Convenience retailers looking to stay relevant must improve, streamline and automate in-store operations to elevate the customer experience.
C-stores have unique challenges related to their small footprint and high cost per square foot. They must balance high availability with the ever-present risk of waste and lack of backroom space to hold safety stock. They also need to ensure that their customers can find exactly what they want and quickly make a purchase.
Space and inventory management are equally important for c-store staff.
Stores have a limited number of associates available to handle all essential tasks, such as stocking shelves (including fresh items) and keeping aisles free of clutter, while also checking out customers.

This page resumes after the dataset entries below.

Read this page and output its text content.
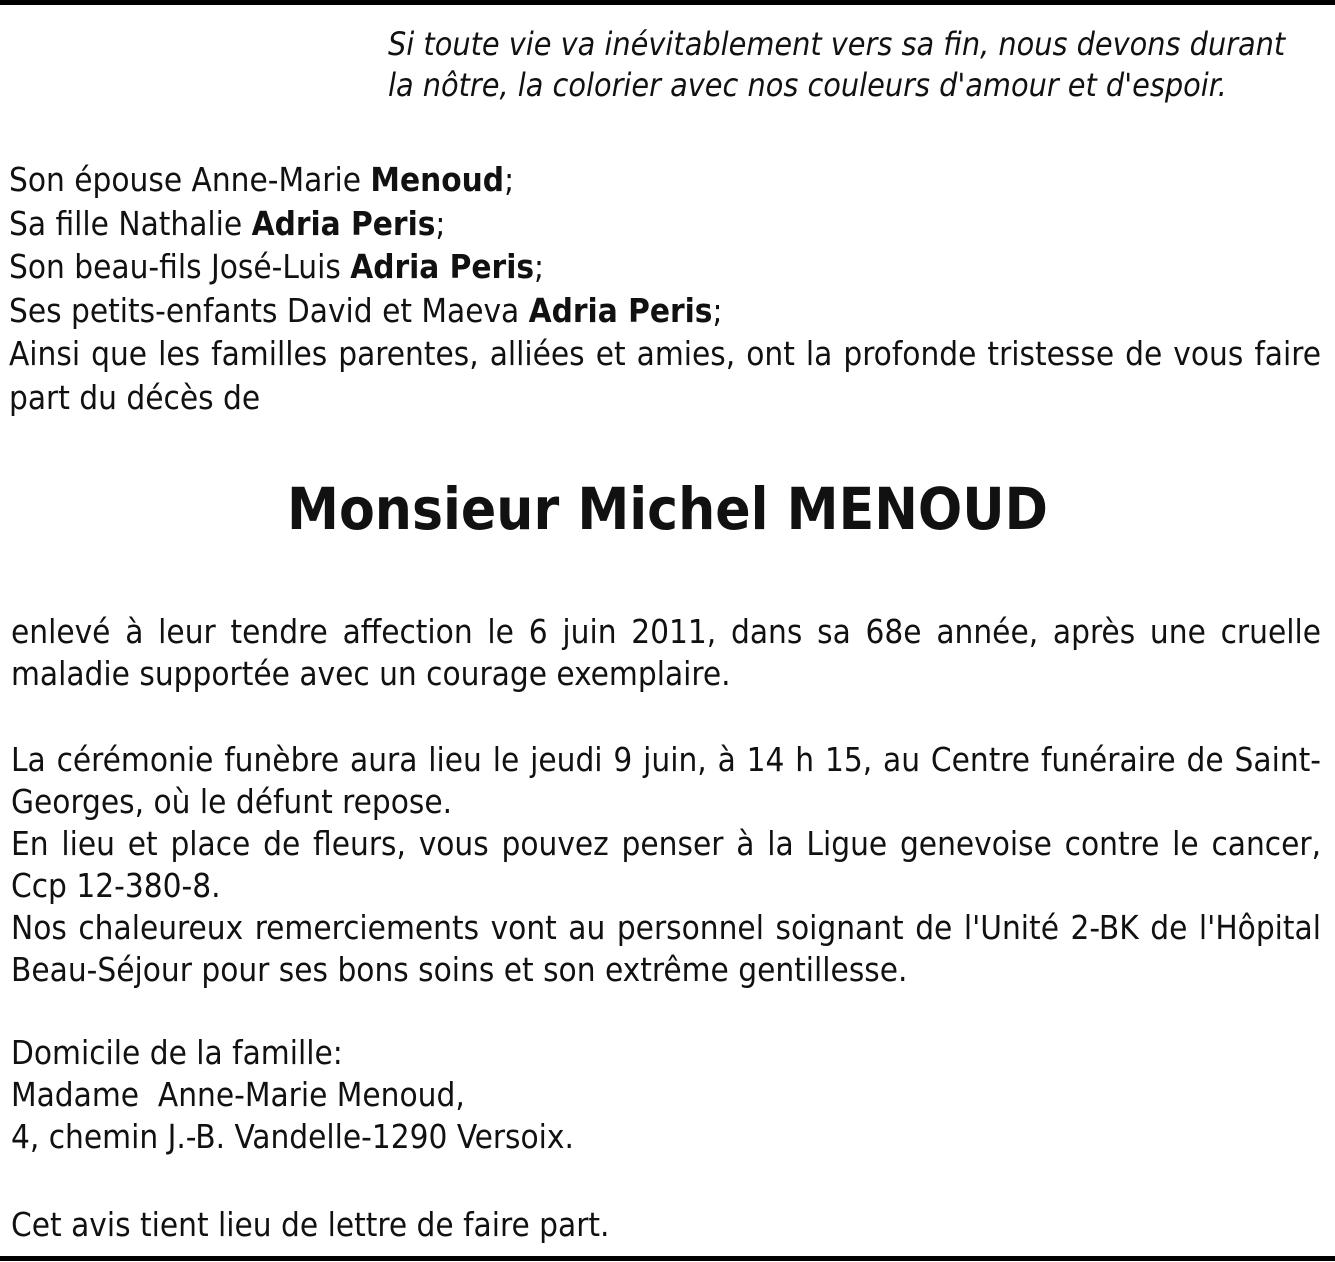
Si toute vie va inévitablement vers sa fin, nous devons durant
la nôtre, la colorier avec nos couleurs d'amour et d'espoir.
Son épouse Anne-Marie Menoud;
Sa fille Nathalie Adria Peris;
Son beau-fils José-Luis Adria Peris;
Ses petits-enfants David et Maeva Adria Peris;
Ainsi que les familles parentes, alliées et amies, ont la profonde tristesse de vous faire part du décès de
Monsieur Michel MENOUD

enlevé à leur tendre affection le 6 juin 2011, dans sa 68e année, après une cruelle maladie supportée avec un courage exemplaire.

La cérémonie funèbre aura lieu le jeudi 9 juin, à 14 h 15, au Centre funéraire de Saint-Georges, où le défunt repose.

En lieu et place de fleurs, vous pouvez penser à la Ligue genevoise contre le cancer, Ccp 12-380-8.

Nos chaleureux remerciements vont au personnel soignant de l'Unité 2-BK de l'Hôpital Beau-Séjour pour ses bons soins et son extrême gentillesse.

Domicile de la famille:
Madame  Anne-Marie Menoud,
4, chemin J.-B. Vandelle-1290 Versoix.
Cet avis tient lieu de lettre de faire part.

Store-level planograms, which are difficult to create manually, are highly valuable to guide staff in maximizing existing space and optimizing replenishment schedules.
Shipments to replenish existing items, stock new products or support short-term promotions must arrive on an as-needed basis and be ready to go direct-to-shelf.

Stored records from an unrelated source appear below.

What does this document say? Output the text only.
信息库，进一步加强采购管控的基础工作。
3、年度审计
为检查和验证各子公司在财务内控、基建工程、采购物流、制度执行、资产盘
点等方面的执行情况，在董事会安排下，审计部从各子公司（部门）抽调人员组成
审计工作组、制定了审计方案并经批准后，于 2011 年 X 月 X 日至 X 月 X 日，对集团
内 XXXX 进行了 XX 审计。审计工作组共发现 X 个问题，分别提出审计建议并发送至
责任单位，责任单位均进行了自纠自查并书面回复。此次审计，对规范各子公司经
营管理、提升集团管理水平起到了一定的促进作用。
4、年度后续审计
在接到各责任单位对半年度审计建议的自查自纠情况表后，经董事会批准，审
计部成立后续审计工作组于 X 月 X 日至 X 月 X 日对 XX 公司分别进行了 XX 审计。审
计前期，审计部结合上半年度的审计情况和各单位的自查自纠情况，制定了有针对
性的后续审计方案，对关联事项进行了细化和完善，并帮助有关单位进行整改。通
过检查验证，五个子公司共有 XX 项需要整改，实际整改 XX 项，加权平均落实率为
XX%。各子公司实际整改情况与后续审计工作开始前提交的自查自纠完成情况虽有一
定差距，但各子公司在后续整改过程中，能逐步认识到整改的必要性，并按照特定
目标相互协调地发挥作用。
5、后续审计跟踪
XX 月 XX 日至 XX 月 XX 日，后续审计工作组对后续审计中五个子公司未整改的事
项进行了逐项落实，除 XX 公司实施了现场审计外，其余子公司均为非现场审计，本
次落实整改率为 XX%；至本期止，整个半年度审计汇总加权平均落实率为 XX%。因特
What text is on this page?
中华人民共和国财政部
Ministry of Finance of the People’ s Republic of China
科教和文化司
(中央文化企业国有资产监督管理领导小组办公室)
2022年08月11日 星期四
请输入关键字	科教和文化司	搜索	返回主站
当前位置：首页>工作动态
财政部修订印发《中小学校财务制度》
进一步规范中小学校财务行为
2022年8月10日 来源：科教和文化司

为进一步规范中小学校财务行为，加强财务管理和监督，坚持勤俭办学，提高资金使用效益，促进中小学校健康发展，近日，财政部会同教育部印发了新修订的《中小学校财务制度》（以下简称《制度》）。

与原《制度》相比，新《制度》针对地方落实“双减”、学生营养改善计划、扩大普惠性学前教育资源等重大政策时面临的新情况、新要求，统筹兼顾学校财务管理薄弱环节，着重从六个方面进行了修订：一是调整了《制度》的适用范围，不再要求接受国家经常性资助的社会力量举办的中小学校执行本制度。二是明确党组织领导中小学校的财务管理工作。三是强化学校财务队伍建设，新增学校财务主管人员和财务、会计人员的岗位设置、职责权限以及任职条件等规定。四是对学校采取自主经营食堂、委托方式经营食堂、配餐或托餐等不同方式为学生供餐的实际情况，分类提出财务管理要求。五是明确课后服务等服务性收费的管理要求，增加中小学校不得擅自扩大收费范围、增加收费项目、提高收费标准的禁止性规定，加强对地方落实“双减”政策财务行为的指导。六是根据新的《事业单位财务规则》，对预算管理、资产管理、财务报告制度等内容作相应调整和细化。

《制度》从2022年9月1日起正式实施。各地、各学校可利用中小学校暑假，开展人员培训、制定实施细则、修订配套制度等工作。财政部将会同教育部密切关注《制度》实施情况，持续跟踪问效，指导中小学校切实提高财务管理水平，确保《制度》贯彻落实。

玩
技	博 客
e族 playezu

C-stores must move toward a technologically advanced, unified system that uses a single source of data to inform decisions about operational tasks to stay competitive in a rapidly changing landscape where there are so many moving parts to supply chain management. They also need a system to automate these decisions, from replenishment orders to staff scheduling to space planning and further streamline store operations to ensure quality customer service.
Will brick-and-mortar convenience stores, five years from now, be replaced by delivery services? It’s unlikely. Yet, without striking a careful balance between protecting margins and maximizing the shopping experience, c-stores stand to lose in-store customers who would rather pay a bit extra to have their basket come to them, taking a hit to their top and bottom lines.
DISCUSSION QUESTIONS: How can c-store retailers stay competitive with the new series of fast commerce operators as well as traditional rivals? What technology investments do you think hold the greatest potential for generating positive results for c-stores at this point in time?